Similarly, areas with other biological properties could be identified such as hypoxic areas or rapidly proliferating areas in order to adapt the dose distribution accordingly. A new horizon is looming for all kinds of biological imaging using new isotopes for PET scanning and with the use of MR spectroscopy. Combined PET/CT scanners could facilitate the necessary image registration with reference to the co-ordinates. The developments in imaging techniques and radiotherapy equipment have written the history of radiotherapy in the past 30 years, from an uncontrolled inhomogeneous dose distribution via a controlled homogeneous distribution towards a controlled inhomogeneous dose distribution in biological image guided radiotherapy.
Target volume delineation on breast cancer and breast cancer treatment
The role of radiotherapy in breast cancer is as an adjuvant to surgery. Either the breast is removed by mastectomy or the tumour only as part of a breast conserving procedure.
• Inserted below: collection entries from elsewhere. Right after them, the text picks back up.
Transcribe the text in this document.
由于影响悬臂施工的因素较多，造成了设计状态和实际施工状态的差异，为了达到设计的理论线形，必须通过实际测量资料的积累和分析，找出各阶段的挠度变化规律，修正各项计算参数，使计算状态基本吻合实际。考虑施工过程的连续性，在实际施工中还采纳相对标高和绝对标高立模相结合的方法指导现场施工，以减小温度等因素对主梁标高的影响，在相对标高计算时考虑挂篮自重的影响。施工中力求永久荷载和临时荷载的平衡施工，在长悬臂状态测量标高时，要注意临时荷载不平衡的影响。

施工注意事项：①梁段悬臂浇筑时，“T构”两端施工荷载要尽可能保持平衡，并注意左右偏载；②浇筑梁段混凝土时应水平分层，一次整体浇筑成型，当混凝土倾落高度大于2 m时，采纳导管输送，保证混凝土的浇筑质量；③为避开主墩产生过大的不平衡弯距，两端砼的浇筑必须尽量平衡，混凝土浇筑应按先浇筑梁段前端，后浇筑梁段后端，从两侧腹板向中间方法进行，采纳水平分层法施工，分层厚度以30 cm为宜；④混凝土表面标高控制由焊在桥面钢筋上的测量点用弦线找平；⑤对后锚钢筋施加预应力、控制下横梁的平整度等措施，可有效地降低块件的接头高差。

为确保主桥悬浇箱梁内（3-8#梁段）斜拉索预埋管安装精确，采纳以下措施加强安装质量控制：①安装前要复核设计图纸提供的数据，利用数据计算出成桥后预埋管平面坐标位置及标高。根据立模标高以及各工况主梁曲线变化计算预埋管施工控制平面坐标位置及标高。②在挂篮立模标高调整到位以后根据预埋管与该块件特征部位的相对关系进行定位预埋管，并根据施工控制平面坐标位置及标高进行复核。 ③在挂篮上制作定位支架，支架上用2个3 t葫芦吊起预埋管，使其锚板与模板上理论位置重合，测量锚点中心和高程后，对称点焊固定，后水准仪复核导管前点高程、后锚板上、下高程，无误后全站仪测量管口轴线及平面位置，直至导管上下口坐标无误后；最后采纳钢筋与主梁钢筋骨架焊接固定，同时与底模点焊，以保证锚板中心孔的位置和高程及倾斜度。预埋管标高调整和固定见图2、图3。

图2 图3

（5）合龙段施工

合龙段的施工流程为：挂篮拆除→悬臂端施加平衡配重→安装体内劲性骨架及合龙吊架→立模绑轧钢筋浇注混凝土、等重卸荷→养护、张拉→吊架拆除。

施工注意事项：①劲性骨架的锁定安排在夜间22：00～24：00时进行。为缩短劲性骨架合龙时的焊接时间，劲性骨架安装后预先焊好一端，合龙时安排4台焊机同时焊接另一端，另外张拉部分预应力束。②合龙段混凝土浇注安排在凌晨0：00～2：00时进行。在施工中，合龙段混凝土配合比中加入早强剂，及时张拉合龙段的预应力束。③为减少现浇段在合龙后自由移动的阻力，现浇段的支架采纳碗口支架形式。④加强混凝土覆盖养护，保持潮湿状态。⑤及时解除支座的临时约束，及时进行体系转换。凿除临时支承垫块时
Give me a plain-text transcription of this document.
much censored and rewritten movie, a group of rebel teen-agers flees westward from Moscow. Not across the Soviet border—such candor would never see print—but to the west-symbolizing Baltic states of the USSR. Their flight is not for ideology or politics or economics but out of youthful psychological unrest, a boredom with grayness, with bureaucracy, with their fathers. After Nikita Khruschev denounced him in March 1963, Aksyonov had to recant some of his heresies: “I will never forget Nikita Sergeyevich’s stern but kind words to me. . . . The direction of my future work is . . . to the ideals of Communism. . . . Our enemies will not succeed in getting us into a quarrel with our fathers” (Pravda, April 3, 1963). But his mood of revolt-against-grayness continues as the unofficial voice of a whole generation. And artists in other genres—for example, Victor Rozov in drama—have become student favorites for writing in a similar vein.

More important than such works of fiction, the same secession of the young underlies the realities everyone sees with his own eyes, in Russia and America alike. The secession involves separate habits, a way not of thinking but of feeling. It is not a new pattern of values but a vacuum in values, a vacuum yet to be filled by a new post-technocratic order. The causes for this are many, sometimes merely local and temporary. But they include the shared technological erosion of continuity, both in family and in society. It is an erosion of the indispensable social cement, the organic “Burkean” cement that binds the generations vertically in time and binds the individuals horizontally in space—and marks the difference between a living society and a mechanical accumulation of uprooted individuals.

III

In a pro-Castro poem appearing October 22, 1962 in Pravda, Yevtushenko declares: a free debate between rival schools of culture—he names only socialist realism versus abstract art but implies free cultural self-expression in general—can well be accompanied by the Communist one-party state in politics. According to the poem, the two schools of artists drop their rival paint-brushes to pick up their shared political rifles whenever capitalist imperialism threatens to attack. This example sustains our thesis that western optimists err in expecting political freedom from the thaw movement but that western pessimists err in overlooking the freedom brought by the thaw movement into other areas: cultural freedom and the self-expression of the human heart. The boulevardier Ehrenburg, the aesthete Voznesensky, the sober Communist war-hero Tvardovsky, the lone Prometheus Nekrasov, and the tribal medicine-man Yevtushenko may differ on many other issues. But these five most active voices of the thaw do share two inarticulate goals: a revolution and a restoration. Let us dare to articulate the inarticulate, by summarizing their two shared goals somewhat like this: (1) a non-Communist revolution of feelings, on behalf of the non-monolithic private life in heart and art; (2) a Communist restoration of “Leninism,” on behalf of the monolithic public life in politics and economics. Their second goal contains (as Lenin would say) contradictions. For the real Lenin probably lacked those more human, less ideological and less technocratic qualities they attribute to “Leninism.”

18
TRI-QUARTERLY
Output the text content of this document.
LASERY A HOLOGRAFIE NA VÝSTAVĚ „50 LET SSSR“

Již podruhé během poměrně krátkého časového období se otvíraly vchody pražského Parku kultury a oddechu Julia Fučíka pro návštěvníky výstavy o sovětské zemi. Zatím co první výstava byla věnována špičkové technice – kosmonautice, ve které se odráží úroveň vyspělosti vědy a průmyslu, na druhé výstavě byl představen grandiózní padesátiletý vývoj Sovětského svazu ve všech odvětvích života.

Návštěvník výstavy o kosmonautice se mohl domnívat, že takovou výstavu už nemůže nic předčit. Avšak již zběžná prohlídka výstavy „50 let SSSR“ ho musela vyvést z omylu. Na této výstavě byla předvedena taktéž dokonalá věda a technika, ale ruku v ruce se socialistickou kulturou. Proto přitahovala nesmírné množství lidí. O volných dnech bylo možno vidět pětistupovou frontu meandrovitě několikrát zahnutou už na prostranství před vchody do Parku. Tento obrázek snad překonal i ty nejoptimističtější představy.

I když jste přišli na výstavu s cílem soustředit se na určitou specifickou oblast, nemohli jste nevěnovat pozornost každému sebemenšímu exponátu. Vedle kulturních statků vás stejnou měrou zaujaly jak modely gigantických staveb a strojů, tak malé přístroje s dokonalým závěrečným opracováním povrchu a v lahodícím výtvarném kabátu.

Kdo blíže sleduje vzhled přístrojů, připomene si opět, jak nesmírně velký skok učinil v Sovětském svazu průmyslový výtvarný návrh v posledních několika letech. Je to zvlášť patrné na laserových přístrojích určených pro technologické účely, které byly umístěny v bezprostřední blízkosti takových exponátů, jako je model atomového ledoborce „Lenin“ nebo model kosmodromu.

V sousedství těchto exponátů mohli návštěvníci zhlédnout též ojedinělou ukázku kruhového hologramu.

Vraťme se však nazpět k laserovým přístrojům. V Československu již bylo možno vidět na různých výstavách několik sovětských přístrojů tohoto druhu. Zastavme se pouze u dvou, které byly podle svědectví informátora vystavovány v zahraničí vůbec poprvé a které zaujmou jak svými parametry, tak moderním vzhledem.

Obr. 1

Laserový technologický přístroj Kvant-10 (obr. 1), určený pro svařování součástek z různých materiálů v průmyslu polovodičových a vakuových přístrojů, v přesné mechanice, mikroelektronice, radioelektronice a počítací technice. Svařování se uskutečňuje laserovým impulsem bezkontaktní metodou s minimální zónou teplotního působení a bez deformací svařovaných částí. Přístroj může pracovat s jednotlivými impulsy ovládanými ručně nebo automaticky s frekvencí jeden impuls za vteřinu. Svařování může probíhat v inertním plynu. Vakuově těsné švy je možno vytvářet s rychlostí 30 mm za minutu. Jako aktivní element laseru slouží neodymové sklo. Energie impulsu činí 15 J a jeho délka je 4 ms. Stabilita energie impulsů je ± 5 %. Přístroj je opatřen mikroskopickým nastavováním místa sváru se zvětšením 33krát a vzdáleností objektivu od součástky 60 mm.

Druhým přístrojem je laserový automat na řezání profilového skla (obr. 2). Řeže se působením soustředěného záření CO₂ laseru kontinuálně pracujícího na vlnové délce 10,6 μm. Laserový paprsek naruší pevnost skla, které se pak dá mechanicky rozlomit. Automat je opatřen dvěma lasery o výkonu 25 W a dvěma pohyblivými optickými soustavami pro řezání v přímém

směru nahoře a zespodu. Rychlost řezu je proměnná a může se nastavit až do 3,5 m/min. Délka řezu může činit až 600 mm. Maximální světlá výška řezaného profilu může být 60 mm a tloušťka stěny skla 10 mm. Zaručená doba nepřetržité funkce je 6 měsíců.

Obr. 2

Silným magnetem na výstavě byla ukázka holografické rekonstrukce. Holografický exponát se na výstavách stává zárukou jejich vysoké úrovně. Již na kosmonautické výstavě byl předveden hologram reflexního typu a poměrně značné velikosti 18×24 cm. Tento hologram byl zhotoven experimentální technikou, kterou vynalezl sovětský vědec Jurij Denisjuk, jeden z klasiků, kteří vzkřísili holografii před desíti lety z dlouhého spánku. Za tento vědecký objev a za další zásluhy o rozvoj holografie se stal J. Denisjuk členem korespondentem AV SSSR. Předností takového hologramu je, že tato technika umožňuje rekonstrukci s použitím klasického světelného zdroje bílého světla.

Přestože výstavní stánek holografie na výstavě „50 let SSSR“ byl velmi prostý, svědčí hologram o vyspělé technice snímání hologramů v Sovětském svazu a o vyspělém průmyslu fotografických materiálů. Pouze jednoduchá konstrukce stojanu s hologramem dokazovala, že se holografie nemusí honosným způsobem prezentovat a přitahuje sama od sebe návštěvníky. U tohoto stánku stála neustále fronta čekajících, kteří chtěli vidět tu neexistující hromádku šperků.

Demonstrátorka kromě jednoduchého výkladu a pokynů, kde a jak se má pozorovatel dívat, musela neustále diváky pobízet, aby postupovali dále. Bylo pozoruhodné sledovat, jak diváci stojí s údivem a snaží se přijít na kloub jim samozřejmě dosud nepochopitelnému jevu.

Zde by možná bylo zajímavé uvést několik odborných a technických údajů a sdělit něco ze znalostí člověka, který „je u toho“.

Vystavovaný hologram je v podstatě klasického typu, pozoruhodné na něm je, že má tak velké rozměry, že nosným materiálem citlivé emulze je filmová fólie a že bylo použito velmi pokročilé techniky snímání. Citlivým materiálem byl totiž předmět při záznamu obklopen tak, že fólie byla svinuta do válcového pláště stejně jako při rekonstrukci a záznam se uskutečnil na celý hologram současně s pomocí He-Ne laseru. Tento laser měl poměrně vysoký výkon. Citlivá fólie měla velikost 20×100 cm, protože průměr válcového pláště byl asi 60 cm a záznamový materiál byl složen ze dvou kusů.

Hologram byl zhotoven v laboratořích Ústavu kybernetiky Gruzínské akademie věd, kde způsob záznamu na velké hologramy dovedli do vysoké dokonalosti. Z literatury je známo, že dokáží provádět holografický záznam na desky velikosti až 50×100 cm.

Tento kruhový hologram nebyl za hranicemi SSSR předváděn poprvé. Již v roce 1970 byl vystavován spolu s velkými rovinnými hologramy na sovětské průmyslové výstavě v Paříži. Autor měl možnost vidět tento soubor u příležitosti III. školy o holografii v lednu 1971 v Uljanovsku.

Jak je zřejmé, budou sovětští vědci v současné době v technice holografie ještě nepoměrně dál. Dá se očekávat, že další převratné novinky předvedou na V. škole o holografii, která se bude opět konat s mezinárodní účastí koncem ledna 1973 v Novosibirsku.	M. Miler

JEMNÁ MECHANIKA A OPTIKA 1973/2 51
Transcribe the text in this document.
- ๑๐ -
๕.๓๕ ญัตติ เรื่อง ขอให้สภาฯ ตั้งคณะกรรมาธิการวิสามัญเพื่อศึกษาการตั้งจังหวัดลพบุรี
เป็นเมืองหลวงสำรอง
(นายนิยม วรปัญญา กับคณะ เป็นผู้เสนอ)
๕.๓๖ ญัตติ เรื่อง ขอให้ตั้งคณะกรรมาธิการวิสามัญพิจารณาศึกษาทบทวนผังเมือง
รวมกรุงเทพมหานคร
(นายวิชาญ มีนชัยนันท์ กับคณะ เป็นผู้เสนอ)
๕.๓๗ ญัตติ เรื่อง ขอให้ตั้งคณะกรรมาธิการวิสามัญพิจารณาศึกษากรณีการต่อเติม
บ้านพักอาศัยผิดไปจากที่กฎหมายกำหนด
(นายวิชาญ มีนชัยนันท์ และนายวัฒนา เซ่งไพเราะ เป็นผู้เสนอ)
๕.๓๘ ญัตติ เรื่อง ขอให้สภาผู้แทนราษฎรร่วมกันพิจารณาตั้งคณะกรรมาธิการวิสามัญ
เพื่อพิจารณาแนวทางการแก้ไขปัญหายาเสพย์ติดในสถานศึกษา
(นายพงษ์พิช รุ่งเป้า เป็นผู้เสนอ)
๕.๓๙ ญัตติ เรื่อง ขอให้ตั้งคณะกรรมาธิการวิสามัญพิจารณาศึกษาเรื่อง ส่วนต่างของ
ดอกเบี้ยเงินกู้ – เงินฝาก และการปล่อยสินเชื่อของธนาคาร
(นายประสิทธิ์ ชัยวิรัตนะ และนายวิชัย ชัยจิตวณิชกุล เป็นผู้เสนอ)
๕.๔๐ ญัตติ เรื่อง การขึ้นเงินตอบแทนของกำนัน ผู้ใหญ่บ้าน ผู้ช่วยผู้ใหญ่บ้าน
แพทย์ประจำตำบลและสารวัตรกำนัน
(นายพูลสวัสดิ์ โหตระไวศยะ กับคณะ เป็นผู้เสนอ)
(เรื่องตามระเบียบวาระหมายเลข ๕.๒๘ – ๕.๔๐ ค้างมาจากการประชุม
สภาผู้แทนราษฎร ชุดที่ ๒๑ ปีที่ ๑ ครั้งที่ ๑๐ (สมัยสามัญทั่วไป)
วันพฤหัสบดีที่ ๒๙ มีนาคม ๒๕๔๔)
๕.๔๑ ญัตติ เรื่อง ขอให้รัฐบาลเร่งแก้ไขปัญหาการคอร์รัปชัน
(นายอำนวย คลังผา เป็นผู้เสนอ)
Consequently, the target volume only is a CTV. In breast conserving therapy the tumour bed after lumpectomy usually receives a higher dose. The visualization of this tumour bed is still not optimal and usually the only way is the use of radio-opaque clips which can interfere with follow-up MRI scans. Research to develop better methods is urgently required.
Conclusion
In the second half of the last century radiology in many countries split into radiotherapy and radiodiagnostics and imaging as independent specialties. Today the interaction of our disciplines is more intensive than ever which creates the need to understand each other’s needs and potential.